Sunday, January 8, 2012

Zip lines and Elephants





Two of the best adventures to follow when I finally settled into doing a bit of sightseeing was to do Jungle Zip lines and to head to the Elephant Nature Reserve. The Jungle Zip Lines came first and I was picked up 8am in the morning outside my hotel in a van that then carried us two hours up and up and up into the mountains outside Chiang Mai. We drove up roads at what felt like 90 degree angels past towns tucked into places where you can only imagine how they got there in the first place. With a collection of other foreigners, Japan, Canada, China, France and Germany all represented, we climbed with our crazy Thai guides up into the trees to begin our 50 part movement through the woods. Using harnesses and straps and a break that is literally a “y” piece of bamboo our guides make jokes as they glide through the forest upside down laughing, encourage us to do the same, they seem to like their jobs a little to much. We fly 30 feet between trees, drop 100 meters, swing 50 feet from high spot to high spot. It is such a rush, and you feel like you are living in that middle place between wanting to scream and laugh hovering just between absolute fear and excitement. By the end I am exhausted but feeling so enthused. I become friends with a few Canadian girls, Holly and Monique who were flying along with me, and we spend the afternoon/eve eating Thai Indian food, funny I know and wandering the markets that make up a gorgeous part of the peaceful homeliness of Chaing Mia, good tourist day one, check.

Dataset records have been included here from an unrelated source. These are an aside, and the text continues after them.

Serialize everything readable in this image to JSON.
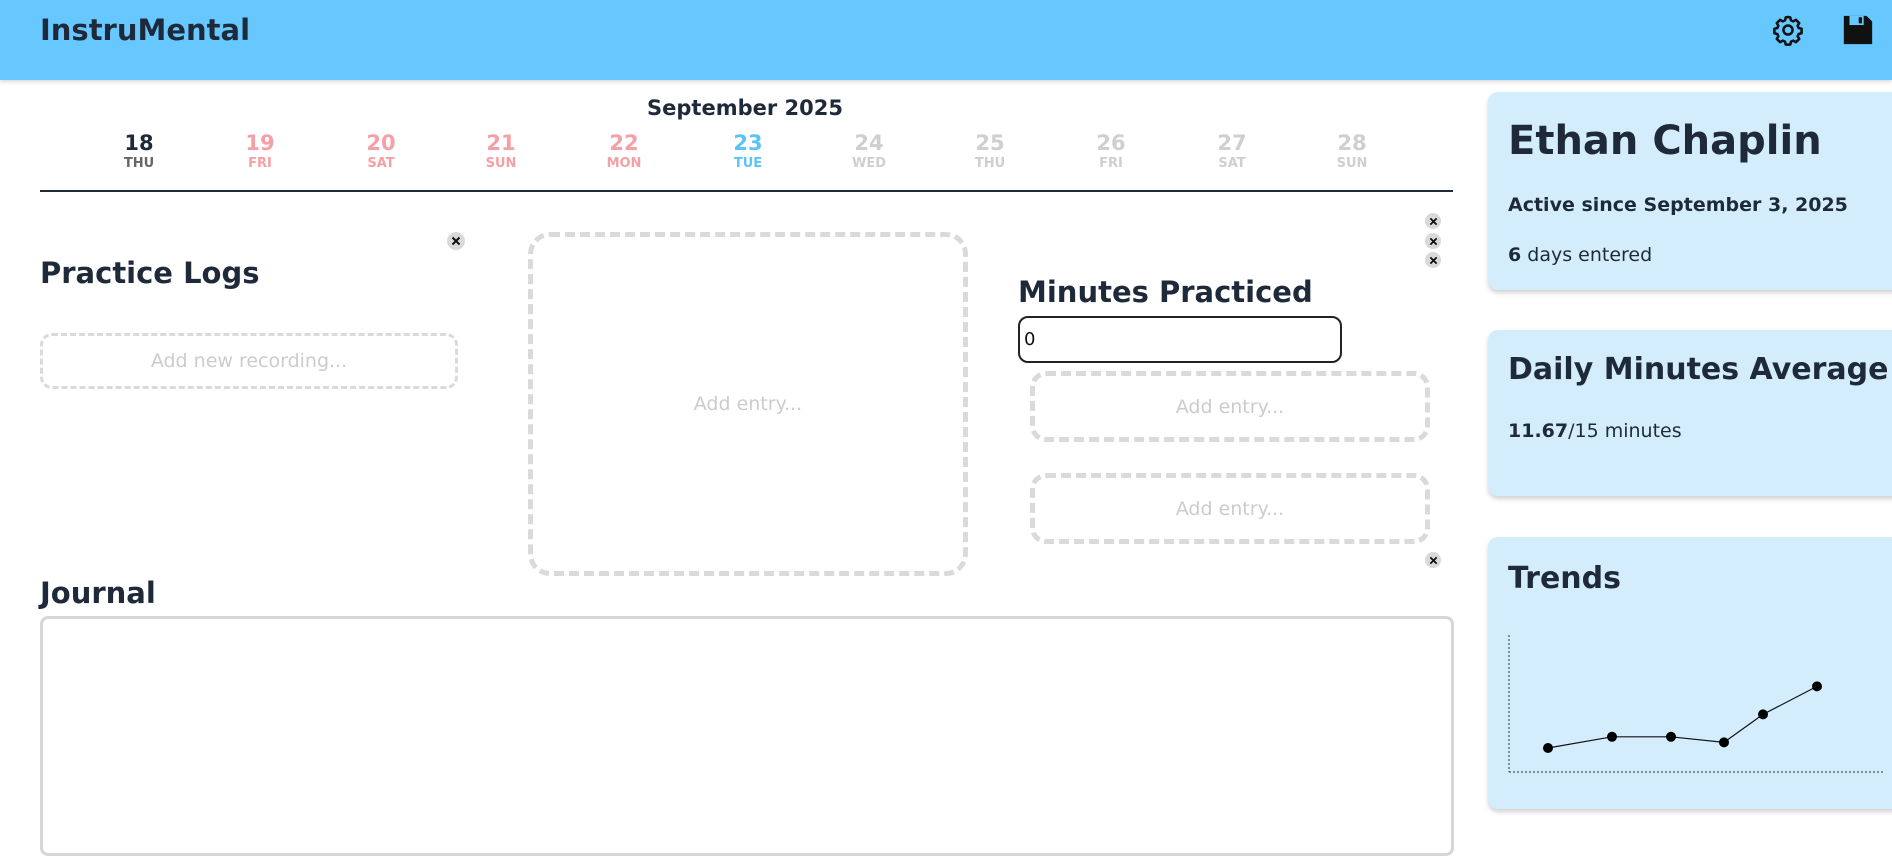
{
  "app": {
    "title": "InstruMental"
  },
  "header": {
    "settings_icon": "gear-icon",
    "save_icon": "floppy-disk-icon"
  },
  "calendar": {
    "month": "September 2025",
    "days": [
      {
        "num": "18",
        "name": "THU",
        "status": "selected",
        "color": "#1e2a3a"
      },
      {
        "num": "19",
        "name": "FRI",
        "status": "missed",
        "color": "#f4a0a6"
      },
      {
        "num": "20",
        "name": "SAT",
        "status": "missed",
        "color": "#f4a0a6"
      },
      {
        "num": "21",
        "name": "SUN",
        "status": "missed",
        "color": "#f4a0a6"
      },
      {
        "num": "22",
        "name": "MON",
        "status": "missed",
        "color": "#f4a0a6"
      },
      {
        "num": "23",
        "name": "TUE",
        "status": "today",
        "color": "#5cc4f5"
      },
      {
        "num": "24",
        "name": "WED",
        "status": "future",
        "color": "#cfcfcf"
      },
      {
        "num": "25",
        "name": "THU",
        "status": "future",
        "color": "#cfcfcf"
      },
      {
        "num": "26",
        "name": "FRI",
        "status": "future",
        "color": "#cfcfcf"
      },
      {
        "num": "27",
        "name": "SAT",
        "status": "future",
        "color": "#cfcfcf"
      },
      {
        "num": "28",
        "name": "SUN",
        "status": "future",
        "color": "#cfcfcf"
      }
    ]
  },
  "practice_logs": {
    "title": "Practice Logs",
    "add_recording": "Add new recording..."
  },
  "center_entry": {
    "placeholder": "Add entry..."
  },
  "minutes": {
    "title": "Minutes Practiced",
    "value": "0",
    "entries": [
      "Add entry...",
      "Add entry..."
    ]
  },
  "journal": {
    "title": "Journal",
    "value": ""
  },
  "profile": {
    "name": "Ethan Chaplin",
    "active_since": "Active since September 3, 2025",
    "days_count": "6",
    "days_label": " days entered"
  },
  "average": {
    "title": "Daily Minutes Average",
    "value": "11.67",
    "goal": "/15 minutes"
  },
  "trends": {
    "title": "Trends",
    "chart_data": {
      "type": "line",
      "series": [
        {
          "values": [
            0,
            1,
            1,
            0.5,
            3,
            5.5
          ]
        }
      ]
    }
  },
  "colors": {
    "header": "#66c8ff",
    "card": "#d4edfc",
    "text": "#1e2a3a"
  }
}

The day that followed was one of the most memorable amazing experiences of my travels and it was visiting the Elephant Nature Part. Now don’t be fooled but there are all sorts of forms of elephant tourism and a lot of it is at the abuse of the Elephants, were they are prodded, beaten chained poorly fed and poorly treated. Although popular, I chose not to do an elephant trek or opt to ride elephants, I more just wanted to experience them and meet them on their level and the Elephant Nature Reserve was that. It is a refugee camp for abused elephants, either through logging, tourism abuse or grievous injury these elephants make their way to a place where they are not chained or penned but allowed to walk free. The founder of this place, the daughter of a medicine man, her name is “Lek” for little, is the mother of these elephants and treats them like her own children. She trains the Manuts, or elephant trainers to not use prods or sticks, but to guide them with their voices and become family members, almost like a little brothers to the elephants. What started as lek with two elephants is now 30 elephants and as many trainers as well as a slew of volunteers and staff but also medical care for elephants. My small group of visitors upon arriving realized how special of a place it was, very few pens but more a resort for elephants where humans take care of there every needs, their payment for the hardships they endured. We get a chance to feed them, pet them, and bath them a few times during the day, and then just walk with them in the open, no fences no chained feet just freely. They are amazing expressive creatures, you can truly tell you when they are happy or sad and they have a very keen reaction to humans as well. After a day of feeding, bathing and walking with them I felt like I had just had a truly spiritual experience, not a paid performance act but an honest beautiful one where I got a chance to treat them, they were not there for my benefit but I was there for there’s and that made it all the more important.